Table 5 and Fig. 8 showcase the performance validation of the ISBO-RL manner with respect to number of deployed sensor nodes (NDN). The figure has shown that the ISBO-RL technique has obtained effective outcomes with the lower NDN under distinct number of target points. For instance, with (1,1) values, the ISBO- ND technique has obtained an NDN of 17 whereas the PSO, DE, improved GA, and PSO-ILS techniques have attained NDN of 23, 23, 21, and 19 correspondingly. Along with (2, 1) values, the ISBO-RL scheme has obtained an NDN of 25 whereas the PSO, DE, improved GA, and PSO-ILS techniques have obtained NDN of 38, 39, 35, and 31 correspondingly. Eventually, with (2, 2) values, the ISBO-RL technique has obtained an NDN of 29 whereas the PSO, DE, improved GA, and PSO-ILS systems have gained NDN of 44, 44, 38, and 36 respectively.

Table 5 NDN Analysis of ISBO-RL model with existing techniques
Fig. 8
figure 8

NDN Analysis of ISBO-RL model with existing approaches

Table 6 and Fig. 9 portray the performance validation of the ISBO-RL method in terms of number of relay nodes required (NRNR). The figure has shown that the ISBO-RL algorithm has attained effective outcome with the least NRNR under different numbers of target points. For instance, with 150 positions, the ISBO-RL technique has achieved an NRNR of 7 whereas the PSO, GA, and PAO-ILS techniques have obtained NRNR of 12, 11, and 9 correspondingly. Moreover, with 250 positions, the ISBO-RL approach has obtained an NRNR of 8 whereas the PSO, GA, and PAO-ILS systems have reached NRNR of 13, 12, and 9 correspondingly. Finally, with 300 positions, the ISBO-RL technique has obtained an NRNR of 8 whereas the PSO, GA, and PAO-ILS methodologies have obtained NRNR of 15, 13, and 9 correspondingly.

Table 6 Result analysis of ISBO-RL model with respect to NRNR
Fig. 9
figure 9

NRNR Analysis of ISBO-RL Model with Count of Positions

Summary

In this proposed research, we present a novel approach called ISBO-RL, which leverages the power of Reinforcement Learning to enhance node deployment in Wireless Sensor Networks (WSNs).
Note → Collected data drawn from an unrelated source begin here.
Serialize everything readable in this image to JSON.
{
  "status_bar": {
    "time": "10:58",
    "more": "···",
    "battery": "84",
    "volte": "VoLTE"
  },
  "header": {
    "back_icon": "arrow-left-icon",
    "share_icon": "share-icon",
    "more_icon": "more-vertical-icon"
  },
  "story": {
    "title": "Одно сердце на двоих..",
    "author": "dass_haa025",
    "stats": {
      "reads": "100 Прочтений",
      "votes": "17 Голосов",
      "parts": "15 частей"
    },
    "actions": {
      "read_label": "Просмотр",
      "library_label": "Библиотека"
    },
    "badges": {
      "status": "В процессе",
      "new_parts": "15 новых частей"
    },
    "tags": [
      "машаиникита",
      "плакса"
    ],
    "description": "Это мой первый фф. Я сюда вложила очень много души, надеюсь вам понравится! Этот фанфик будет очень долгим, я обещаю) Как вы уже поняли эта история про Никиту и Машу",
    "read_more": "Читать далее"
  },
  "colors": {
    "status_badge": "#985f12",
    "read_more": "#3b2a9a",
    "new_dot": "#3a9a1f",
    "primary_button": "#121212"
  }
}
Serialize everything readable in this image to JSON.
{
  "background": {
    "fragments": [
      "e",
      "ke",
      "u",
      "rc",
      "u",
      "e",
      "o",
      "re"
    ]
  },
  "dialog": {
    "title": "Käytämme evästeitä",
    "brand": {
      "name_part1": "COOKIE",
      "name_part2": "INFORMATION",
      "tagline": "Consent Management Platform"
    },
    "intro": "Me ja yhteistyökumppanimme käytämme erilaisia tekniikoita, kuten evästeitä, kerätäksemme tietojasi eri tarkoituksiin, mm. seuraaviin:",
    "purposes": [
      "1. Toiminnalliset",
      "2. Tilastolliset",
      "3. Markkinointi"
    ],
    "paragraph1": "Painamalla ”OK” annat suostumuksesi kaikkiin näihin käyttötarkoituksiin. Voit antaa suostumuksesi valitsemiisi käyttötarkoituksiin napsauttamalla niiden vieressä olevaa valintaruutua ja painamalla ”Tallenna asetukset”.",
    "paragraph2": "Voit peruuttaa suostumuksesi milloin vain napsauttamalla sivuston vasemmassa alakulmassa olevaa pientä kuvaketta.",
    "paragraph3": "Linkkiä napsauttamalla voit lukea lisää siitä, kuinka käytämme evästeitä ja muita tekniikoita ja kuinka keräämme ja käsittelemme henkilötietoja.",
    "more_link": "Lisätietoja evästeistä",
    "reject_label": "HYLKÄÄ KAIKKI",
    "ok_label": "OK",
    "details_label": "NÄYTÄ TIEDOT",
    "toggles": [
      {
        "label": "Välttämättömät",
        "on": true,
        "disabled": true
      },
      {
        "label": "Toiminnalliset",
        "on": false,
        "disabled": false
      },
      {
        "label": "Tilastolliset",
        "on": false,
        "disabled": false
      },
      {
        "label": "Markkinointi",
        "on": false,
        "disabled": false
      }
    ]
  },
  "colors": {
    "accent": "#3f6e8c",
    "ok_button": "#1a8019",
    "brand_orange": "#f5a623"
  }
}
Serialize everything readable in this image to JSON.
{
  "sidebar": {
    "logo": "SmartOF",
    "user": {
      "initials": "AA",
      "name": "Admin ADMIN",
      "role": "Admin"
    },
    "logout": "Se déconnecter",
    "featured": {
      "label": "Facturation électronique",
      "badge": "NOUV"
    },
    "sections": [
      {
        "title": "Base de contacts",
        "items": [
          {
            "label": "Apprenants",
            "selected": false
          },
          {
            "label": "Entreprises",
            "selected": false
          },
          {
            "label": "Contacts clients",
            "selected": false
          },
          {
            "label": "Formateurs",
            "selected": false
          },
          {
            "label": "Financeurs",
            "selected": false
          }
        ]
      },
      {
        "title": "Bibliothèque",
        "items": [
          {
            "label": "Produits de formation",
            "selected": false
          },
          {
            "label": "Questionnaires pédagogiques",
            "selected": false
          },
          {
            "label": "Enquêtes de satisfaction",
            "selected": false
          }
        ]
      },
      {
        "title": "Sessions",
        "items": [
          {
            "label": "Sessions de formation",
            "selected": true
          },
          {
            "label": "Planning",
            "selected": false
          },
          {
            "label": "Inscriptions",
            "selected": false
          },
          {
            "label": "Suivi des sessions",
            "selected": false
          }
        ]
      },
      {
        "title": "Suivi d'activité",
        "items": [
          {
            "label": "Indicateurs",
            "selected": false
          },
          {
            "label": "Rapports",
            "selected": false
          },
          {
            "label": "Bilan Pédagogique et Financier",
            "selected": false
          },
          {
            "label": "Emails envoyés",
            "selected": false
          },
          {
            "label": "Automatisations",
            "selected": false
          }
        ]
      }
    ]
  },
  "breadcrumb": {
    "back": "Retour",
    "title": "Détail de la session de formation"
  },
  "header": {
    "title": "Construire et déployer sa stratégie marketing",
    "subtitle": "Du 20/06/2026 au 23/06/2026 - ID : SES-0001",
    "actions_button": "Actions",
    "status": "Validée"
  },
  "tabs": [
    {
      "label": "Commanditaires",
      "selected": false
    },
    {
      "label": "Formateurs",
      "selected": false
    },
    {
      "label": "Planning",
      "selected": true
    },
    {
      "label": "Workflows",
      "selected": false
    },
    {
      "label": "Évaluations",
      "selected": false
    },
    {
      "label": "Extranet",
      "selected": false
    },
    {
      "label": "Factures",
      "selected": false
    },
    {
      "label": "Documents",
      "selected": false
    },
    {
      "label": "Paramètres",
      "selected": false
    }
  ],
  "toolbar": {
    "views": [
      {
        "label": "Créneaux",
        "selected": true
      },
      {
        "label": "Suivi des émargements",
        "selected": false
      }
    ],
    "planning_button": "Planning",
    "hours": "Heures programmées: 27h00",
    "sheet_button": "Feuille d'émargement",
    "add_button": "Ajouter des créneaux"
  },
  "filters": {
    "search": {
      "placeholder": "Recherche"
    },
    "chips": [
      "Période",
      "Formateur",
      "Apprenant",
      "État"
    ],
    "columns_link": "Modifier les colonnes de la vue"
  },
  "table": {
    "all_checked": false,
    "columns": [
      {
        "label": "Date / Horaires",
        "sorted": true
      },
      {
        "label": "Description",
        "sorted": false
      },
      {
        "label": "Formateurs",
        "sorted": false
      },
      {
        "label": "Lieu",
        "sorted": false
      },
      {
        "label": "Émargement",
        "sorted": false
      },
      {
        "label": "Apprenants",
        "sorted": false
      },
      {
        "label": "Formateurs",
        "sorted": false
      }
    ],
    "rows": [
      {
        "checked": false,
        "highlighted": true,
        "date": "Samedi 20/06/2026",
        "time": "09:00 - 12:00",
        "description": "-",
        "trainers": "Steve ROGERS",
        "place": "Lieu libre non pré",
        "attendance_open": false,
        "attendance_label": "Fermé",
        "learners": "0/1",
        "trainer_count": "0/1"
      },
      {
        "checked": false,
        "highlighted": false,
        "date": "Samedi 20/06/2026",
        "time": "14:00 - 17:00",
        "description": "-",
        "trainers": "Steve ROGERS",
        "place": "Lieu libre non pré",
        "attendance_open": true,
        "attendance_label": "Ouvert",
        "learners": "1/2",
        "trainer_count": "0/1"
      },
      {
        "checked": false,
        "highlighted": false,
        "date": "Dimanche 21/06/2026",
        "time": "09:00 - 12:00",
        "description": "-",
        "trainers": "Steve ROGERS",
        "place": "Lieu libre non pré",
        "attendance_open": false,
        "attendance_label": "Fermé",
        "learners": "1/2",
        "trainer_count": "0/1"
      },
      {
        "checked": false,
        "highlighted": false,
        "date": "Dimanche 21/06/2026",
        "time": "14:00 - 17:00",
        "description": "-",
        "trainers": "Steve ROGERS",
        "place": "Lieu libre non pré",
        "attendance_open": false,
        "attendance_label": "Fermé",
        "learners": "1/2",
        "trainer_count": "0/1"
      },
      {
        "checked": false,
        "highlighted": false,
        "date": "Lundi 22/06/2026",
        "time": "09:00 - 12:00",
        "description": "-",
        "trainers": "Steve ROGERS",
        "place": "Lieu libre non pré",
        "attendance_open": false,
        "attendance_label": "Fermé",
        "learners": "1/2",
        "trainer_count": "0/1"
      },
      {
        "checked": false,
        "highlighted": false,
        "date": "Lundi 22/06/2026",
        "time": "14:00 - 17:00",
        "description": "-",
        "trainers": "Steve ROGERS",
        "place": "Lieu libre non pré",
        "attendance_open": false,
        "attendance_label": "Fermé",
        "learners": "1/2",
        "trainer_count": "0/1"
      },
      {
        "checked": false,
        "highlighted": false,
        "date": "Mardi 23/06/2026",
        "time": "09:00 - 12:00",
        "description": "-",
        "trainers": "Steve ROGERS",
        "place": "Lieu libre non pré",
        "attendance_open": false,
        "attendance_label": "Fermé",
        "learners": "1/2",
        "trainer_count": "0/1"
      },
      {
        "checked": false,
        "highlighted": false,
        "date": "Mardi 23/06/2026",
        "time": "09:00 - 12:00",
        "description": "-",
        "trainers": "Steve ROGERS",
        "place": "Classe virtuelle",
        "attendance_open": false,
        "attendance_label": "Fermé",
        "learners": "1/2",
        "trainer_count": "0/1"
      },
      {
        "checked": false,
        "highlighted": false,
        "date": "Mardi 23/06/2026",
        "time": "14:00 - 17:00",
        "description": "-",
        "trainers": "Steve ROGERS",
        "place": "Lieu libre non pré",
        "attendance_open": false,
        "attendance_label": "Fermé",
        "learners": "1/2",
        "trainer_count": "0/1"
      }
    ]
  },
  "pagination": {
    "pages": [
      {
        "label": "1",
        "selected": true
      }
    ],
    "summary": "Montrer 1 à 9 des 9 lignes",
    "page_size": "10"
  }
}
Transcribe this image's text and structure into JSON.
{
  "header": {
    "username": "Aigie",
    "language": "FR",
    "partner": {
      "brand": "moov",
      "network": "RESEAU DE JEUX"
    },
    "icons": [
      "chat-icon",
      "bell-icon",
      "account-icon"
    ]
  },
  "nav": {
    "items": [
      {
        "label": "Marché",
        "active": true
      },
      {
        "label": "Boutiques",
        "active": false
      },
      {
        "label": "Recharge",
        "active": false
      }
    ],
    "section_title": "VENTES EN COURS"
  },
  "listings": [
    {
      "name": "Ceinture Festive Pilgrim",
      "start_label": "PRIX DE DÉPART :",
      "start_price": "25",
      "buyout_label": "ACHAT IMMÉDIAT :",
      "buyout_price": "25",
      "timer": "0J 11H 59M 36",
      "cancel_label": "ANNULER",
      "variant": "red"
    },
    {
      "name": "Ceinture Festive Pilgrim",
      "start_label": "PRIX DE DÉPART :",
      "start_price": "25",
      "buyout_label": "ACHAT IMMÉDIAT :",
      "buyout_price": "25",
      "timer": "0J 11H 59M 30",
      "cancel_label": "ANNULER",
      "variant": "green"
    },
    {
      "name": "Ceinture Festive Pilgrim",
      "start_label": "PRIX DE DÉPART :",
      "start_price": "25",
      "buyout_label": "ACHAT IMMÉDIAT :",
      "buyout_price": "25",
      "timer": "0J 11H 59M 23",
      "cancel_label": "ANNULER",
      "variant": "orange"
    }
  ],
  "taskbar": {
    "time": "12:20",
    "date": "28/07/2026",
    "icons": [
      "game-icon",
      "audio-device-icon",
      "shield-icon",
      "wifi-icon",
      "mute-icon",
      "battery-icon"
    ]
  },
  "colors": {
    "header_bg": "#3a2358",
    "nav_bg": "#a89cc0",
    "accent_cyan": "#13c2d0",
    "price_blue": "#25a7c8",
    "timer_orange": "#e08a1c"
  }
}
The primary goal of ISBO-RL is to strategically position sensor nodes for achieving optimal coverage and connectivity within the network. To achieve this, an innovative Optimal placement framework (OPF) is developed, enabling the accurate placement of candidate sensors.

Through a comprehensive series of simulation analyses, the system is rigorously validated for the effectiveness of the ISBO-RL technique. Here, the method demonstrates significant improvements over existing strategies across a range of evaluation metrics. Notably, the ISBO-RL approach showcases superior performance in terms of various key parameters. It particularly excels in minimizing the number of relay nodes required to guarantee complete connectivity among all nodes within the network.

Looking ahead, there is a potential to expand the proposed approach by incorporating node localization methods. These methods can further refine the placement of sensors in WSNs, contributing to an even more optimized and efficient network deployment. Hence, this research contributes to advancing the field of WSNs by introducing a robust and intelligent approach that addresses critical challenges in node placement and network connectivity.

In summary, the research introduces ISBO-RL, a novel approach that utilizes Reinforcement Learning to optimize node deployment in Wireless Sensor Networks (WSNs), achieving improved coverage, connectivity, and efficiency compared to existing strategies, and with the potential for further enhancements through the integration of node localization methods.